Mariam Apa was never about suspense.

She stood up as my parents entered the drawing room, quite assured. ‘Made us feel as though we were the needy relatives, not her,’ my mother recalls. ‘Though once we’d taken a look at her we couldn’t really think of her as needy.’ She was dressed in a blue chiffon sari, three gold bracelets adorned her left arm, and a gold chain with a diamond-studded pendant in the shape of an Arabic Allah hung around her neck. My mother looked at her cheekbones, her clavicle, her straight black hair, and knew she was a Dard-e-Dil.

‘Hello,’ Aba said. ‘You’re not … Mariam?’

She just smiled that smile of hers which once made a rose burst into bloom, and Ami reached out to hug her. It is always possible to measure my mother’s reaction to a person by multiplying the time, in seconds, that she speaks without pause by the number of words she utters in that time. The greater the result, the greater her affinity for the person. When she met Mariam Apa she went into seven digits. So my father says, and he’s always been good at calculations. At any rate, the warmth of my mother’s reaction to Mariam Apa’s smile was so overwhelming that whole minutes went by before my father realized that Mariam Apa hadn’t said a word.

Rehana Apa pulled a pen out of her handbag and started writing numbers on a leaf. ‘Seven digits?’ she said. ‘Really truly?’

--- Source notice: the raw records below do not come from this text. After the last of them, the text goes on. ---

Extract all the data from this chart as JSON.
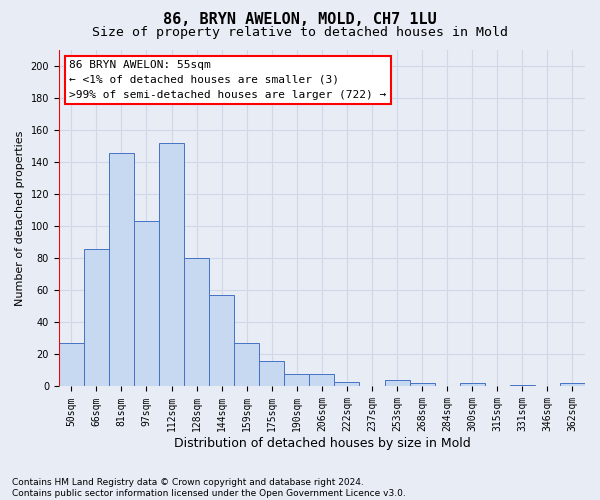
{
  "title": "86, BRYN AWELON, MOLD, CH7 1LU",
  "subtitle": "Size of property relative to detached houses in Mold",
  "xlabel": "Distribution of detached houses by size in Mold",
  "ylabel": "Number of detached properties",
  "categories": [
    "50sqm",
    "66sqm",
    "81sqm",
    "97sqm",
    "112sqm",
    "128sqm",
    "144sqm",
    "159sqm",
    "175sqm",
    "190sqm",
    "206sqm",
    "222sqm",
    "237sqm",
    "253sqm",
    "268sqm",
    "284sqm",
    "300sqm",
    "315sqm",
    "331sqm",
    "346sqm",
    "362sqm"
  ],
  "values": [
    27,
    86,
    146,
    103,
    152,
    80,
    57,
    27,
    16,
    8,
    8,
    3,
    0,
    4,
    2,
    0,
    2,
    0,
    1,
    0,
    2
  ],
  "bar_color": "#c6d9f0",
  "bar_edge_color": "#4472c4",
  "ylim": [
    0,
    210
  ],
  "yticks": [
    0,
    20,
    40,
    60,
    80,
    100,
    120,
    140,
    160,
    180,
    200
  ],
  "annotation_box_text": "86 BRYN AWELON: 55sqm\n← <1% of detached houses are smaller (3)\n>99% of semi-detached houses are larger (722) →",
  "annotation_box_color": "white",
  "annotation_box_edge_color": "red",
  "grid_color": "#d0d8e8",
  "background_color": "#e8ecf5",
  "footer_text": "Contains HM Land Registry data © Crown copyright and database right 2024.\nContains public sector information licensed under the Open Government Licence v3.0.",
  "title_fontsize": 11,
  "subtitle_fontsize": 9.5,
  "xlabel_fontsize": 9,
  "ylabel_fontsize": 8,
  "tick_fontsize": 7,
  "annotation_fontsize": 8,
  "footer_fontsize": 6.5
}
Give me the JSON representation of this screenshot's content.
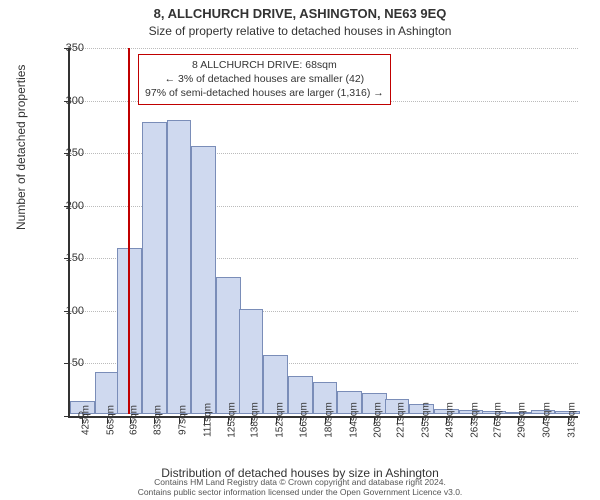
{
  "title_line1": "8, ALLCHURCH DRIVE, ASHINGTON, NE63 9EQ",
  "title_line2": "Size of property relative to detached houses in Ashington",
  "y_axis_label": "Number of detached properties",
  "x_axis_label": "Distribution of detached houses by size in Ashington",
  "footer_line1": "Contains HM Land Registry data © Crown copyright and database right 2024.",
  "footer_line2": "Contains public sector information licensed under the Open Government Licence v3.0.",
  "callout": {
    "line1": "8 ALLCHURCH DRIVE: 68sqm",
    "line2": "← 3% of detached houses are smaller (42)",
    "line3": "97% of semi-detached houses are larger (1,316) →"
  },
  "marker_value": 68,
  "chart": {
    "type": "histogram",
    "ylim": [
      0,
      350
    ],
    "ytick_step": 50,
    "x_start": 35,
    "x_end": 325,
    "bin_width": 14,
    "bar_color": "#cfd9ef",
    "bar_border": "#7a8db8",
    "grid_color": "#bbbbbb",
    "axis_color": "#333333",
    "marker_color": "#c00000",
    "background_color": "#ffffff",
    "xtick_labels": [
      "42sqm",
      "56sqm",
      "69sqm",
      "83sqm",
      "97sqm",
      "111sqm",
      "125sqm",
      "138sqm",
      "152sqm",
      "166sqm",
      "180sqm",
      "194sqm",
      "208sqm",
      "221sqm",
      "235sqm",
      "249sqm",
      "263sqm",
      "276sqm",
      "290sqm",
      "304sqm",
      "318sqm"
    ],
    "xtick_values": [
      42,
      56,
      69,
      83,
      97,
      111,
      125,
      138,
      152,
      166,
      180,
      194,
      208,
      221,
      235,
      249,
      263,
      276,
      290,
      304,
      318
    ],
    "bars": [
      {
        "x": 42,
        "value": 12
      },
      {
        "x": 56,
        "value": 40
      },
      {
        "x": 69,
        "value": 158
      },
      {
        "x": 83,
        "value": 278
      },
      {
        "x": 97,
        "value": 280
      },
      {
        "x": 111,
        "value": 255
      },
      {
        "x": 125,
        "value": 130
      },
      {
        "x": 138,
        "value": 100
      },
      {
        "x": 152,
        "value": 56
      },
      {
        "x": 166,
        "value": 36
      },
      {
        "x": 180,
        "value": 30
      },
      {
        "x": 194,
        "value": 22
      },
      {
        "x": 208,
        "value": 20
      },
      {
        "x": 221,
        "value": 14
      },
      {
        "x": 235,
        "value": 10
      },
      {
        "x": 249,
        "value": 5
      },
      {
        "x": 263,
        "value": 4
      },
      {
        "x": 276,
        "value": 3
      },
      {
        "x": 290,
        "value": 2
      },
      {
        "x": 304,
        "value": 4
      },
      {
        "x": 318,
        "value": 3
      }
    ]
  }
}
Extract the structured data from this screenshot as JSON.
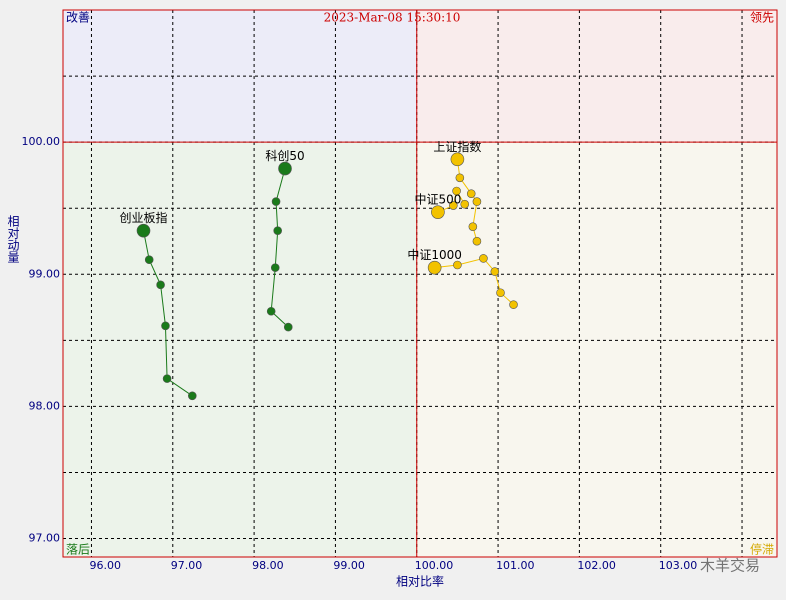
{
  "chart_data": {
    "type": "rrg",
    "title": "2023-Mar-08 15:30:10",
    "x_label": "相对比率",
    "y_label": "相对动量",
    "quadrants": {
      "top_left": "改善",
      "top_right": "领先",
      "bottom_left": "落后",
      "bottom_right": "停滞"
    },
    "watermark": "木羊交易",
    "xlim": [
      95.65,
      104.43
    ],
    "ylim": [
      96.86,
      101.0
    ],
    "xticks": [
      {
        "value": 96,
        "label": "96.00"
      },
      {
        "value": 97,
        "label": "97.00"
      },
      {
        "value": 98,
        "label": "98.00"
      },
      {
        "value": 99,
        "label": "99.00"
      },
      {
        "value": 100,
        "label": "100.00"
      },
      {
        "value": 101,
        "label": "101.00"
      },
      {
        "value": 102,
        "label": "102.00"
      },
      {
        "value": 103,
        "label": "103.00"
      },
      {
        "value": 104,
        "label": ""
      }
    ],
    "yticks": [
      {
        "value": 97,
        "label": "97.00"
      },
      {
        "value": 98,
        "label": "98.00"
      },
      {
        "value": 99,
        "label": "99.00"
      },
      {
        "value": 100,
        "label": "100.00"
      }
    ],
    "y_minor_ticks": [
      97.5,
      98.5,
      99.5,
      100.5
    ],
    "center_x": 100,
    "center_y": 100,
    "grid": true,
    "series": [
      {
        "name": "创业板指",
        "color": "#1a7a1a",
        "x": [
          97.24,
          96.93,
          96.91,
          96.85,
          96.71,
          96.64
        ],
        "values": [
          98.08,
          98.21,
          98.61,
          98.92,
          99.11,
          99.33
        ]
      },
      {
        "name": "科创50",
        "color": "#1a7a1a",
        "x": [
          98.42,
          98.21,
          98.26,
          98.29,
          98.27,
          98.38
        ],
        "values": [
          98.6,
          98.72,
          99.05,
          99.33,
          99.55,
          99.8
        ]
      },
      {
        "name": "上证指数",
        "color": "#f2c200",
        "x": [
          100.74,
          100.69,
          100.74,
          100.67,
          100.53,
          100.5
        ],
        "values": [
          99.25,
          99.36,
          99.55,
          99.61,
          99.73,
          99.87
        ]
      },
      {
        "name": "中证500",
        "color": "#f2c200",
        "x": [
          100.59,
          100.49,
          100.45,
          100.26
        ],
        "values": [
          99.53,
          99.63,
          99.52,
          99.47
        ]
      },
      {
        "name": "中证1000",
        "color": "#f2c200",
        "x": [
          101.19,
          101.03,
          100.96,
          100.82,
          100.5,
          100.22
        ],
        "values": [
          98.77,
          98.86,
          99.02,
          99.12,
          99.07,
          99.05
        ]
      }
    ]
  }
}
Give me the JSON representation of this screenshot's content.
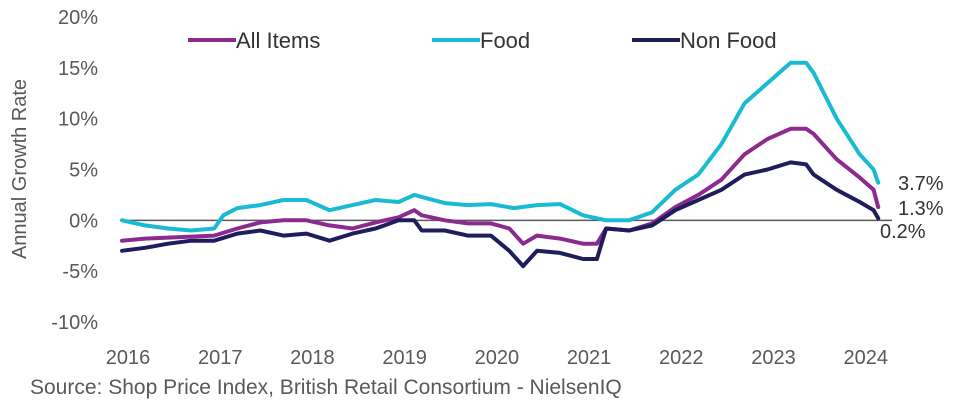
{
  "chart_data": {
    "type": "line",
    "title": "",
    "ylabel": "Annual Growth Rate",
    "xlabel": "",
    "ylim": [
      -10,
      20
    ],
    "xlim": [
      2016.0,
      2024.35
    ],
    "yticks": [
      -10,
      -5,
      0,
      5,
      10,
      15,
      20
    ],
    "ytick_labels": [
      "-10%",
      "-5%",
      "0%",
      "5%",
      "10%",
      "15%",
      "20%"
    ],
    "xticks": [
      2016,
      2017,
      2018,
      2019,
      2020,
      2021,
      2022,
      2023,
      2024
    ],
    "xtick_labels": [
      "2016",
      "2017",
      "2018",
      "2019",
      "2020",
      "2021",
      "2022",
      "2023",
      "2024"
    ],
    "legend_position": "top",
    "series": [
      {
        "name": "All Items",
        "color": "#8b2a8f",
        "end_label": "1.3%",
        "x": [
          2016.0,
          2016.25,
          2016.5,
          2016.75,
          2017.0,
          2017.25,
          2017.5,
          2017.75,
          2018.0,
          2018.25,
          2018.5,
          2018.75,
          2019.0,
          2019.17,
          2019.25,
          2019.5,
          2019.75,
          2020.0,
          2020.2,
          2020.35,
          2020.5,
          2020.75,
          2021.0,
          2021.15,
          2021.25,
          2021.5,
          2021.75,
          2022.0,
          2022.25,
          2022.5,
          2022.75,
          2023.0,
          2023.25,
          2023.42,
          2023.5,
          2023.75,
          2024.0,
          2024.15,
          2024.2
        ],
        "y": [
          -2.0,
          -1.8,
          -1.7,
          -1.6,
          -1.5,
          -0.8,
          -0.2,
          0.0,
          0.0,
          -0.5,
          -0.8,
          -0.2,
          0.3,
          1.0,
          0.5,
          0.0,
          -0.3,
          -0.3,
          -0.8,
          -2.3,
          -1.5,
          -1.8,
          -2.3,
          -2.3,
          -0.8,
          -1.0,
          -0.3,
          1.3,
          2.5,
          4.0,
          6.5,
          8.0,
          9.0,
          9.0,
          8.5,
          6.0,
          4.2,
          3.0,
          1.3
        ]
      },
      {
        "name": "Food",
        "color": "#19bbd2",
        "end_label": "3.7%",
        "x": [
          2016.0,
          2016.25,
          2016.5,
          2016.75,
          2017.0,
          2017.1,
          2017.25,
          2017.5,
          2017.75,
          2018.0,
          2018.25,
          2018.5,
          2018.75,
          2019.0,
          2019.17,
          2019.25,
          2019.5,
          2019.75,
          2020.0,
          2020.25,
          2020.5,
          2020.75,
          2021.0,
          2021.25,
          2021.5,
          2021.75,
          2022.0,
          2022.25,
          2022.5,
          2022.75,
          2023.0,
          2023.25,
          2023.42,
          2023.5,
          2023.75,
          2024.0,
          2024.15,
          2024.2
        ],
        "y": [
          0.0,
          -0.5,
          -0.8,
          -1.0,
          -0.8,
          0.5,
          1.2,
          1.5,
          2.0,
          2.0,
          1.0,
          1.5,
          2.0,
          1.8,
          2.5,
          2.3,
          1.7,
          1.5,
          1.6,
          1.2,
          1.5,
          1.6,
          0.5,
          0.0,
          0.0,
          0.8,
          3.0,
          4.5,
          7.5,
          11.5,
          13.5,
          15.5,
          15.5,
          14.5,
          10.0,
          6.5,
          5.0,
          3.7
        ]
      },
      {
        "name": "Non Food",
        "color": "#1f1d5c",
        "end_label": "0.2%",
        "x": [
          2016.0,
          2016.25,
          2016.5,
          2016.75,
          2017.0,
          2017.25,
          2017.5,
          2017.75,
          2018.0,
          2018.25,
          2018.5,
          2018.75,
          2019.0,
          2019.17,
          2019.25,
          2019.5,
          2019.75,
          2020.0,
          2020.2,
          2020.35,
          2020.5,
          2020.75,
          2021.0,
          2021.15,
          2021.25,
          2021.5,
          2021.75,
          2022.0,
          2022.25,
          2022.5,
          2022.75,
          2023.0,
          2023.25,
          2023.42,
          2023.5,
          2023.75,
          2024.0,
          2024.15,
          2024.2
        ],
        "y": [
          -3.0,
          -2.7,
          -2.3,
          -2.0,
          -2.0,
          -1.3,
          -1.0,
          -1.5,
          -1.3,
          -2.0,
          -1.3,
          -0.8,
          0.0,
          0.0,
          -1.0,
          -1.0,
          -1.5,
          -1.5,
          -3.0,
          -4.5,
          -3.0,
          -3.2,
          -3.8,
          -3.8,
          -0.8,
          -1.0,
          -0.5,
          1.0,
          2.0,
          3.0,
          4.5,
          5.0,
          5.7,
          5.5,
          4.5,
          3.0,
          1.8,
          1.0,
          0.2
        ]
      }
    ]
  },
  "source": "Source: Shop Price Index, British Retail Consortium - NielsenIQ"
}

‘Now who’s diffusing the suspense?’

Aba stopped Ami’s monologue with a tap on her shoulder and said, ‘We just received this letter —’ he waved in the direction of the room where the letter lay — ‘and were very sorry to hear about your father. What happened?’

Mariam Apa looked heavenward and raised her hands and shoulders in a gesture of resignation to a higher will.

‘Well, yes, of course there’s that,’ Aba said. ‘But can you be more specific?’

Mariam Apa tapped her heart.

Ami reached over, grabbed Mariam Apa’s hand. ‘Can you speak?’

Mariam Apa nodded.

‘Oh,’ said Ami. ‘Well … well … oh. I suppose I should show you your room. Of course you’re staying; the issue doesn’t arise of not. We only found out so the bed hasn’t been made up but it’s a lovely room, my favourite in the house actually. I prefer it to our room but Nasser doesn’t like it because of some reason he’s never seen fit to share with me. But I know you will …’

That’s when Masood walked in. He had come to work for my parents a few months earlier, and had been hailed by all who had sampled his cooking as ‘a cook to be hired but never fired’.

‘Begum Sahib,’ he addressed Ami in Urdu. ‘What should I make for dinner tonight?’

Before Ami could answer, Mariam Apa said, ‘Aloo ka bhurta, achaar gosht, pulao, masoor ki daal, kachoomar.’

And my mother was so stunned that Mariam Apa had ordered her favourite meal that she went into labour.